The Euro Stoxx 50 index of eurozone bluechip stocks is losing 0.02 percent, while the Stoxx Europe 50 index, which includes some major U.K. companies, is rising 0.21 percent.
The DAX index is currently losing 0.03 percent.
Infineon Technologies is losing 2.1 percent. Insurer Allianz is falling 1 percent.
Deutsche Bank is sliding 0.7 percent while Commerzbank is moderately higher.
BMW and Daimler are in negative territory while Volkswagen is up 0.9 percent.
Porsche is gaining 5.5 percent after the firm won the dismissal of two investor suits in connection with the allegations that the company had lied about its failed Volkswagen takeover plan in 2008.
Truckmaker MAN is modestly higher. Basf, SAP and Deutsche Telekom are making modest advances.

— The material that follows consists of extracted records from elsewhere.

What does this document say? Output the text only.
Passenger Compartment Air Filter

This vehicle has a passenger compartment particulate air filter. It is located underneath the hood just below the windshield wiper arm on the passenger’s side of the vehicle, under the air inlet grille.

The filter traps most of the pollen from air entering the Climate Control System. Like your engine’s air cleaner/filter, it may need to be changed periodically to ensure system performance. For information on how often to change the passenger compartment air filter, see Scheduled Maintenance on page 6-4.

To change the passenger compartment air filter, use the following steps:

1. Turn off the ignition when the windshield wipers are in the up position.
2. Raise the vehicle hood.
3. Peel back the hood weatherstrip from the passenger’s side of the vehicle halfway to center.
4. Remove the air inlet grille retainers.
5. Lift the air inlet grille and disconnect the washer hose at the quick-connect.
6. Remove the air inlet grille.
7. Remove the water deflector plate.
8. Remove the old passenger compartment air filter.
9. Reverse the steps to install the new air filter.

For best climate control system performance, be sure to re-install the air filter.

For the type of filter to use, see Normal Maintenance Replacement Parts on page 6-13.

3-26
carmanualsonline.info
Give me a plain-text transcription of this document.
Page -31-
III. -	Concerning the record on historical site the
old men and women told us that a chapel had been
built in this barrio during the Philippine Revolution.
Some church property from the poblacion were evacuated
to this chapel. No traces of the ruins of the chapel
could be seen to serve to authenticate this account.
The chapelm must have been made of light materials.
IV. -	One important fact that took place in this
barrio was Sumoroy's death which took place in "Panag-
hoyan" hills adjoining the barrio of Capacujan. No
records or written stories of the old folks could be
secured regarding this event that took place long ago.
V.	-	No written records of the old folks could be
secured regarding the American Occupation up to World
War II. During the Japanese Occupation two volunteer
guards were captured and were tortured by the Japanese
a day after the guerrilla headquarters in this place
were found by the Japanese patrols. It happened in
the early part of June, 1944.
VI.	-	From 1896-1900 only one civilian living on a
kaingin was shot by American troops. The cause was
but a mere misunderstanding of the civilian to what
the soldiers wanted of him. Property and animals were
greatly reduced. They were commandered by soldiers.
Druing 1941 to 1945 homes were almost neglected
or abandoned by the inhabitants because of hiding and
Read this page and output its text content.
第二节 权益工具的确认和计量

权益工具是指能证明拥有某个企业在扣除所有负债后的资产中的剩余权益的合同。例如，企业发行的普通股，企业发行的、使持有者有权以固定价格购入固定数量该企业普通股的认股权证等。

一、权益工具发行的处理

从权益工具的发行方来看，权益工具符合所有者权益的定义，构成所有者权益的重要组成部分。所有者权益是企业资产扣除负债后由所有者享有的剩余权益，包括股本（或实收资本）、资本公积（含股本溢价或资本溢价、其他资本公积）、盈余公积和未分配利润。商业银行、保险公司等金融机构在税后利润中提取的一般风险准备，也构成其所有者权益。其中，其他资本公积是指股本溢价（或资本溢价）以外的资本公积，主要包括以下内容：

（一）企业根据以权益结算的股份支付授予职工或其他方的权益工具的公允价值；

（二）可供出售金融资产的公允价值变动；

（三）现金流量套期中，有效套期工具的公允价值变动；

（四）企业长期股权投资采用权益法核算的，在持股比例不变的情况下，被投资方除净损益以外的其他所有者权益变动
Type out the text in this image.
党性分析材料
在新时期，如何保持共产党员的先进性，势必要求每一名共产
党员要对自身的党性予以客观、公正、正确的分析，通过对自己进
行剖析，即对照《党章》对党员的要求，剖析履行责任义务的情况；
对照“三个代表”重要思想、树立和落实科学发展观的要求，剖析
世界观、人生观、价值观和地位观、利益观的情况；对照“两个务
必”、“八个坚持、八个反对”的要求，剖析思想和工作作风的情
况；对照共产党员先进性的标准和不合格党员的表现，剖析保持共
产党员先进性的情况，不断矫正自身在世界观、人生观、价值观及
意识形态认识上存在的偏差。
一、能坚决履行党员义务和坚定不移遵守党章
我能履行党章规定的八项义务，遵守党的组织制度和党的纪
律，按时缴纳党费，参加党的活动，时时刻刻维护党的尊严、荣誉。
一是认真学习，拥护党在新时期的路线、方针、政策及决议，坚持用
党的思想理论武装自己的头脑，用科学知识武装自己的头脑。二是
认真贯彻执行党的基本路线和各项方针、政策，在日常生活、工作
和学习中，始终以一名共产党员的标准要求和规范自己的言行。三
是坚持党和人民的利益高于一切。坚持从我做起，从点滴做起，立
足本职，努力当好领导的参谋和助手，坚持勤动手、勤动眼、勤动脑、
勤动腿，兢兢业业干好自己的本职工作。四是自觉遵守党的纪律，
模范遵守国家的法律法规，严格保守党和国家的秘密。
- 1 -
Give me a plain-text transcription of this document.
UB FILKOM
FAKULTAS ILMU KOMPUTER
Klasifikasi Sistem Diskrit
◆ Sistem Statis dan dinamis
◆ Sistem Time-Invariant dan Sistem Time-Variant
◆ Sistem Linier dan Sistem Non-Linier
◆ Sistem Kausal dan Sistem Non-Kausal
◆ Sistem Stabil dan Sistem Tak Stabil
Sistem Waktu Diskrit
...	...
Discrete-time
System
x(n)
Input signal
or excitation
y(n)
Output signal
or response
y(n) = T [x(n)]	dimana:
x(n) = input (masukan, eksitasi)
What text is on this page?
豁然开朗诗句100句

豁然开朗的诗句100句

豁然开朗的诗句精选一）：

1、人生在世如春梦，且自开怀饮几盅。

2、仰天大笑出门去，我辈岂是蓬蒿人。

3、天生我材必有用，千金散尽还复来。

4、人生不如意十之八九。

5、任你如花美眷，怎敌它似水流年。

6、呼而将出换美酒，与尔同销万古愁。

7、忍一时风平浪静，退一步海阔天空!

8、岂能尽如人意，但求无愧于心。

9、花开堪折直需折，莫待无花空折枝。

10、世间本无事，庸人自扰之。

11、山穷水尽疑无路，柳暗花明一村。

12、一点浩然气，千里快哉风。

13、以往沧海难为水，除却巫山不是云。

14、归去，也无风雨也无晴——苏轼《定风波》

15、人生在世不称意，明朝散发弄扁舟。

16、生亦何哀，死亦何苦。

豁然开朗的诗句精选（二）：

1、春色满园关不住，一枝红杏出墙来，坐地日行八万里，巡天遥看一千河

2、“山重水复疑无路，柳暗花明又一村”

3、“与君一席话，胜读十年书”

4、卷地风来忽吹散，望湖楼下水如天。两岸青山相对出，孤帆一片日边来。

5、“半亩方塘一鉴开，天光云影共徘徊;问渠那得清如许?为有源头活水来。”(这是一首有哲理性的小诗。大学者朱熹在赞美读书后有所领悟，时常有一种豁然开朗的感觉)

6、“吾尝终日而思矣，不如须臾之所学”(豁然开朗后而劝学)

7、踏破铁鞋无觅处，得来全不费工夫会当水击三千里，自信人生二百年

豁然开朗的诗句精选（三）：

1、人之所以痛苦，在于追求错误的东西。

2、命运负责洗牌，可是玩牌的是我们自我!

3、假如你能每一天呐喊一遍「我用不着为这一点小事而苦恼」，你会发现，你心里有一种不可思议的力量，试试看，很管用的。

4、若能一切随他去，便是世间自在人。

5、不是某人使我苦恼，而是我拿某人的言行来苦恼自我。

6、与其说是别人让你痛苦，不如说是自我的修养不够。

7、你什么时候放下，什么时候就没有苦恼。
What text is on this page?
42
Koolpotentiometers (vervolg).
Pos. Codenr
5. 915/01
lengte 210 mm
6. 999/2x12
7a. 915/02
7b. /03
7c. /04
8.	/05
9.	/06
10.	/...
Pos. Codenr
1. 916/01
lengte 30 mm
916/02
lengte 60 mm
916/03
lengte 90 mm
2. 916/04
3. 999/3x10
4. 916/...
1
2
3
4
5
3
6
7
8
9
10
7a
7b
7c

Elsewhere in Europe, the French CAC 40 is losing 0.09 percent. Switzerland's SMI is rising 0.08 percent and the UK's FTSE 100 is gaining 0.06 percent.
Across Asia/Pacific, Australia's All Ordinaries added 0.5 percent and China's Shanghai Composite Index gained 0.40 percent. Hong Kong's Hang Seng and Japan's Nikkei 225 climbed 1.2 percent each.
In the U.S., futures point to a higher open on Wall Street. In the previous session, the major averages eventually ended the day mixed, although they were all nearly flat. While the Dow inched up 0.1 percent, the Nasdaq edged down 0.03 percent and the S&P 500 slipped 0.1 percent.
In the commodity space, crude for October delivery is losing $0.23 to $95.06 per barrel and December gold is rising $4.9 to $1776.1 a troy ounce.